Qu’est-ce qu’un SBOM et est-il obligatoire sous le CRA ?
Un SBOM (Software Bill of Materials) est un inventaire exhaustif de tous les composants logiciels d’un produit, incluant les bibliothèques tierces, leurs versions et leurs licences. Sous le CRA, les fabricants doivent documenter les composants de leurs produits dans le cadre de la documentation technique requise. Bien que le terme “SBOM” n’apparaisse pas explicitement dans le texte du règlement, l’obligation de documentation des composants constitue de facto une exigence de SBOM. La conformité totale sera obligatoire au 11 décembre 2027.
Un produit mis sur le marché avant 2027 est-il exempté du CRA ?
Partiellement. Les produits déjà sur le marché avant le 11 décembre 2027 ne sont pas soumis rétroactivement aux exigences CRA, à moins de subir une “modification substantielle” affectant leurs propriétés de cybersécurité après cette date. Une mise à jour corrective mineure ne déclenche pas la conformité, mais une refonte majeure du firmware ou l’ajout d’une nouvelle interface réseau peut le faire. Les obligations de signalement de vulnérabilités (septembre 2026) s’appliquent quant à elles dès leur entrée en vigueur, quel que soit l’âge du produit.
Quelle est la différence entre “produit critique” et “produit standard” sous le CRA ?
Le CRA établit plusieurs niveaux : les produits standard (auto-certification possible), les produits “importants” de classe I (audit basé sur des modules harmonisés), et les produits “importants” de classe II et critiques (audit tiers obligatoire par un organisme notifié). Les catégories critiques incluent notamment les systèmes d’exploitation, les hyperviseurs, les pare-feux, les systèmes de détection d’intrusion, et les dispositifs de chiffrement matériels. La classification complète figure dans les annexes III et IV du règlement 2024/2847.
Comment le CRA interagit-il avec le RGPD ?
CRA et RGPD sont complémentaires mais distincts. Le RGPD concerne la protection des données personnelles et s’applique aux traitements de données. Le CRA concerne la sécurité des produits numériques indépendamment de la présence de données personnelles. En pratique, un produit non conforme au CRA exposant des données personnelles peut déclencher simultanément des sanctions CRA (via l’ANFR) et RGPD (via la CNIL). Les amendes maximales ne se cumulent pas automatiquement, mais les deux autorités peuvent agir de façon indépendante.
Quelles ressources l’ANSSI met-elle à disposition pour la conformité CRA ?

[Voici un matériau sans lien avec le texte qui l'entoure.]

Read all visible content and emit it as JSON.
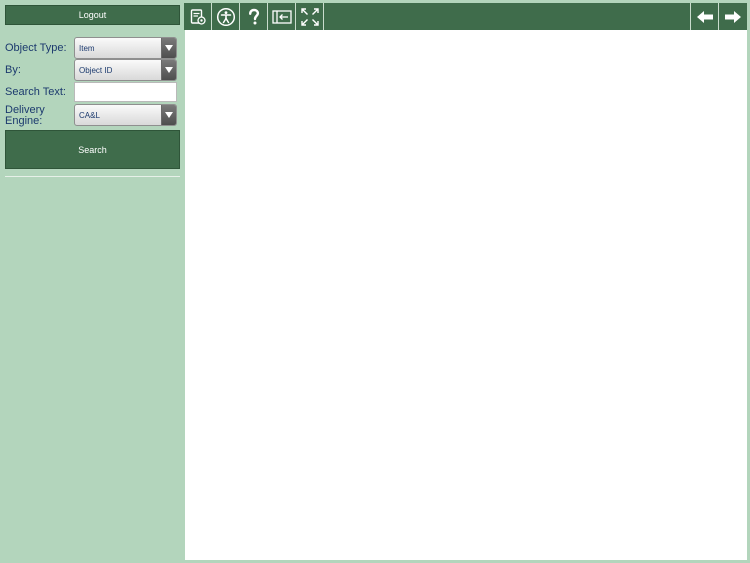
{
  "sidebar": {
    "logout_label": "Logout",
    "fields": {
      "object_type": {
        "label": "Object Type:",
        "value": "Item"
      },
      "by": {
        "label": "By:",
        "value": "Object ID"
      },
      "search_text": {
        "label": "Search Text:",
        "value": ""
      },
      "delivery_engine": {
        "label_line1": "Delivery",
        "label_line2": "Engine:",
        "value": "CA&L"
      }
    },
    "search_label": "Search"
  },
  "toolbar": {
    "icons": [
      "document-settings-icon",
      "accessibility-icon",
      "help-icon",
      "split-view-icon",
      "fullscreen-icon",
      "arrow-left-icon",
      "arrow-right-icon"
    ]
  },
  "colors": {
    "accent": "#3f6c4b",
    "sidebar_bg": "#b3d5bc",
    "label_text": "#1c3a6e",
    "content_bg": "#ffffff"
  }
}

L’ANSSI publie sur son site gouvernemental (cyber.gouv.fr) des guides pratiques sur le Cyber Resilience Act, incluant des FAQ sectorielles, des modèles de documentation technique, et des informations sur le processus de notification des organismes d’évaluation. Le CERT-FR publie des bulletins d’actualité sur les vulnérabilités exploitées qui serviront de référence pour les obligations de signalement à partir de septembre 2026. L’ENISA met également à disposition un suivi de l’état d’avancement du CRA sur cyberresilienceact.eu.